O regulamento prevê competências exclusivas dos tribunais, qualquer que seja o domicílio, em ações referentes a:

  • direitos reais sobre imóveis e de arrendamento de imóveis (tribunal do país da UE onde o imóvel em questão se encontre situado);
  • validade, nulidade ou dissolução das sociedades ou outras pessoas coletivas ou das decisões dos seus órgãos (o tribunal do país da UE em que a pessoa coletiva tenha a sua sede);
  • validade de inscrições em registos públicos (o tribunal do país da UE em cujo território esses registos estejam conservados);
  • inscrição ou validade de patentes, marcas, desenhos e modelos ou outros direitos (os tribunais do país da UE em cujo território o depósito ou o registo tiver sido requerido, efetuado ou considerado efetuado nos termos de um instrumento da União ou de uma convenção internacional);
  • execução de decisões (os tribunais do país da UE do lugar da execução).

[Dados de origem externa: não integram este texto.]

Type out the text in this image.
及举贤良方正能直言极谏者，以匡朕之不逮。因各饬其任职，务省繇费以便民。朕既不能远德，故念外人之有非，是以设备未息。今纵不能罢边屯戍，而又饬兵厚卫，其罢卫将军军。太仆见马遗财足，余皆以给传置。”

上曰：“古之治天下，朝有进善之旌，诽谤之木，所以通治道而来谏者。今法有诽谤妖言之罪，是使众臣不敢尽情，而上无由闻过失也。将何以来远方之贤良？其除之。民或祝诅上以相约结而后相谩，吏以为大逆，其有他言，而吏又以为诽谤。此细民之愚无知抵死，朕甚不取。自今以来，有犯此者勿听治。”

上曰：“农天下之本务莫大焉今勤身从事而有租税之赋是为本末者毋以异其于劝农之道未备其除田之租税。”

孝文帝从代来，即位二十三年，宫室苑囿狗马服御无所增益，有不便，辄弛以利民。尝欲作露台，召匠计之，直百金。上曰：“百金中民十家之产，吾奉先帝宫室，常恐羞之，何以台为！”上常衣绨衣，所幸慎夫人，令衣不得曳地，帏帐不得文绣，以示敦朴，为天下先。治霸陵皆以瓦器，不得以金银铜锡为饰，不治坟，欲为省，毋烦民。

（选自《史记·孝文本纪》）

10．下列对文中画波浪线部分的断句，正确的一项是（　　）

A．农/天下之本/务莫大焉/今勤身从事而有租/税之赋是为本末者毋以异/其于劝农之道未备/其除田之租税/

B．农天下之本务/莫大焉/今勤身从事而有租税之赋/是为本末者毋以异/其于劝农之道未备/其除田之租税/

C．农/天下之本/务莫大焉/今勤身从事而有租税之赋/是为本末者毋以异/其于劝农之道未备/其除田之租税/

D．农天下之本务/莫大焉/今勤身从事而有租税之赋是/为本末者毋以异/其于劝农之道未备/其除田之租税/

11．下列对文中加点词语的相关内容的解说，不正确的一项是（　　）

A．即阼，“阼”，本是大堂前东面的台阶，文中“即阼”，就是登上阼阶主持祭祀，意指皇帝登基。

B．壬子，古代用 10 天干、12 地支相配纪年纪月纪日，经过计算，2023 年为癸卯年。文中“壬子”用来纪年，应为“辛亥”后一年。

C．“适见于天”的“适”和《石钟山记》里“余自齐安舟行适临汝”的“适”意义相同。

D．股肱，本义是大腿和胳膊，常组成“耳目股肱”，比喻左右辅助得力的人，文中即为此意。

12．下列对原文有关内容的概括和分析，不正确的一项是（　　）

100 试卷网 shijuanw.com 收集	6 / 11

Quando as partes, das quais pelo menos uma se encontre domiciliada na UE, tiverem celebrado um pacto atributivo de jurisdição em caso de litígio, os tribunais competentes serão os determinados pelas partes. O regulamento prevê o cumprimento de certas formalidades em relação a esse pacto atributivo de jurisdição: deve ser estabelecido por escrito ou em conformidade com os usos que as partes estabeleceram entre si ou ainda, no comércio internacional, em conformidade com os usos que as partes conheçam.

De igual forma, são previstas regras em matéria de co-demandados, de pedido de garantia, de pedido de intervenção, de pedido reconvencional, bem como no caso de uma ação relativo a um contrato, apensa a uma ação em matéria de direitos reais imobiliários.

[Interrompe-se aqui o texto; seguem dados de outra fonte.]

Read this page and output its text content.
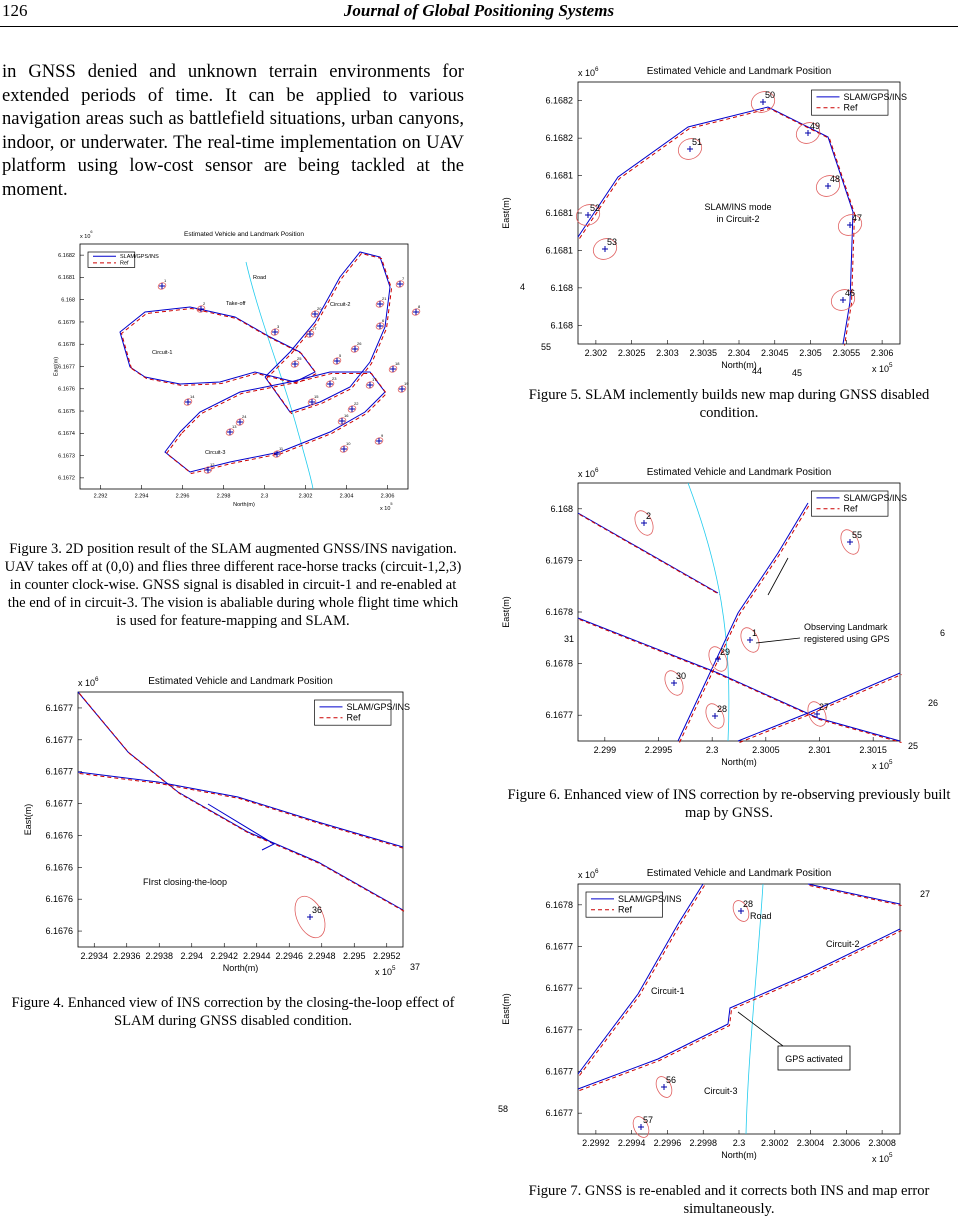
126	Journal of Global Positioning Systems

in GNSS denied and unknown terrain environments for extended periods of time. It can be applied to various navigation areas such as battlefield situations, urban canyons, indoor, or underwater. The real-time implementation on UAV platform using low-cost sensor are being tackled at the moment.

Estimated Vehicle and Landmark Position
2.292	2.294	2.296	2.298	2.3	2.302	2.304	2.306
6.1682
6.1681
6.168
6.1679
6.1678
6.1677
6.1676
6.1675
6.1674
6.1673
6.1672
North(m)
East(m)
x $10^6$
x $10^5$
SLAM/GPS/INS
Ref
1
2
3
5
6
7
8
9
10
11
12
13
14	15
16
17
18
19
20
21
22
23
24
25
26
27
Road
Take-off
Circuit-1
Circuit-2
Circuit-3

Figure 3. 2D position result of the SLAM augmented GNSS/INS navigation. UAV takes off at (0,0) and flies three different race-horse tracks (circuit-1,2,3) in counter clock-wise. GNSS signal is disabled in circuit-1 and re-enabled at the end of in circuit-3. The vision is abaliable during whole flight time which is used for feature-mapping and SLAM.

Estimated Vehicle and Landmark Position
2.2934 2.2936 2.2938 2.294 2.2942 2.2944 2.2946 2.2948 2.295 2.2952
6.1677
6.1677
6.1677
6.1677
6.1676
6.1676
6.1676
6.1676
North(m)
East(m)
x $10^6$
x $10^5$
SLAM/GPS/INS
Ref
36
FIrst closing-the-loop
37

Figure 4. Enhanced view of INS correction by the closing-the-loop effect of SLAM during GNSS disabled condition.

Estimated Vehicle and Landmark Position
2.302 2.3025 2.303 2.3035 2.304 2.3045 2.305 2.3055 2.306
6.1682
6.1682
6.1681
6.1681
6.1681
6.168
6.168
North(m)
East(m)
x $10^6$
x $10^5$
SLAM/GPS/INS
Ref
46
47
48
49
50
51
52
53
SLAM/INS mode
in Circuit-2
44	45
55
4

Figure 5. SLAM inclemently builds new map during GNSS disabled condition.

Estimated Vehicle and Landmark Position
2.299	2.2995	2.3	2.3005	2.301	2.3015
6.168
6.1679
6.1678
6.1678
6.1677
North(m)
East(m)
x $10^6$
x $10^5$
SLAM/GPS/INS
Ref
1
2
27
28
29
30
55
Observing Landmark
registered using GPS
31
26
25
6

Figure 6. Enhanced view of INS correction by re-observing previously built map by GNSS.

Estimated Vehicle and Landmark Position
2.2992 2.2994 2.2996 2.2998 2.3 2.3002 2.3004 2.3006 2.3008
6.1678
6.1677
6.1677
6.1677
6.1677
6.1677
North(m)
East(m)
x $10^6$
x $10^5$
SLAM/GPS/INS
Ref
28
56
57
Road
Circuit-1
Circuit-2
Circuit-3
GPS activated
27
58

Figure 7. GNSS is re-enabled and it corrects both INS and map error simultaneously.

O regulamento prevê igualmente um mecanismo de litispendência e conexão.

Reconhecimento e execução

As decisões proferidas num país da UE são reconhecidas nos demais países da UE, sem necessidade de recurso a qualquer processo. Nos termos do regulamento, por decisão deve entender-se qualquer decisão proferida por um tribunal de um país da UE, independentemente da designação que lhe for dada, incluindo acórdão, sentença, despacho judicial ou mandado de execução. As decisões estrangeiras não podem, em caso algum, ser objeto de revisão de mérito.

Uma decisão não será reconhecida se:

  • o reconhecimento for manifestamente contrário à ordem pública do país da UE requerido;
  • o ato que iniciou a instância não tiver sido notificado ao requerido, em tempo útil e de modo a permitir-lhe a defesa;
  • for inconciliável com outra decisão proferida quanto às mesmas partes no país da UE requerido;
  • for inconciliável com outra anteriormente proferida noutro país da UE ou num país terceiro entre as mesmas partes, em ação com o mesmo pedido e a mesma causa.

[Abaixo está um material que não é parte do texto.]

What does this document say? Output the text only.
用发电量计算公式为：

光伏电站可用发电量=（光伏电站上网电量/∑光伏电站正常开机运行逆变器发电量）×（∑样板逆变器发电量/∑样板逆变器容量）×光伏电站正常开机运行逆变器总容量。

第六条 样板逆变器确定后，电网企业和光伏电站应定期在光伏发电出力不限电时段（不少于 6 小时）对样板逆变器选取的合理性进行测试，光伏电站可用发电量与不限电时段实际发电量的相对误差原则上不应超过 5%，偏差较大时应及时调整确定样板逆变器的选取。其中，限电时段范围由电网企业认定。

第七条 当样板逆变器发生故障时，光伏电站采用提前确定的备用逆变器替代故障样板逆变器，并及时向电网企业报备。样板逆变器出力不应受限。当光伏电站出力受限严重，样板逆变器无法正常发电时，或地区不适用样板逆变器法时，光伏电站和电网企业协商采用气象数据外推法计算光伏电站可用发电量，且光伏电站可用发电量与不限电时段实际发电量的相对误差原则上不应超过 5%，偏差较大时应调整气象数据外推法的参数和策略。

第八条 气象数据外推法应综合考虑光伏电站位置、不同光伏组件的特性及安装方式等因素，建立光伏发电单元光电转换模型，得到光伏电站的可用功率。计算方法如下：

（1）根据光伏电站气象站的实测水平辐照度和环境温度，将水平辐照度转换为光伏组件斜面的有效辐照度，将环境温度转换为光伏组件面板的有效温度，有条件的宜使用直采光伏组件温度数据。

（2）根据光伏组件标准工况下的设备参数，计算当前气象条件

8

Um tribunal pode suspender a instância se uma decisão proferida num outro país da UE for objeto de recurso ordinário.

As decisões proferidas num país da UE e que tenham força executiva podem ser executadas noutro país da UE depois de nele terem sido declaradas executórias, a requerimento de qualquer parte interessada. As partes podem recorrer de uma decisão relativa a um pedido de uma declaração de executoriedade.

Substituir a Convenção de Bruxelas de 1968

O regulamento substitui a Convenção de Bruxelas de 1968, aplicável entre os países da UE antes da entrada em vigor do regulamento. A convenção continua a ser aplicada relativamente aos territórios dos países da UE abrangidos pelo âmbito de aplicação territorial da Convenção e que sejam excluídos do referido regulamento por força do artigo 299.o do Tratado que institui a Comunidade Europeia (atual artigo 355.o do Tratado sobre o Funcionamento da União Europeia). O regulamento enumera uma série de outras convenções, tratados e acordos que foram celebrados entre os países da UE e que são substituídos.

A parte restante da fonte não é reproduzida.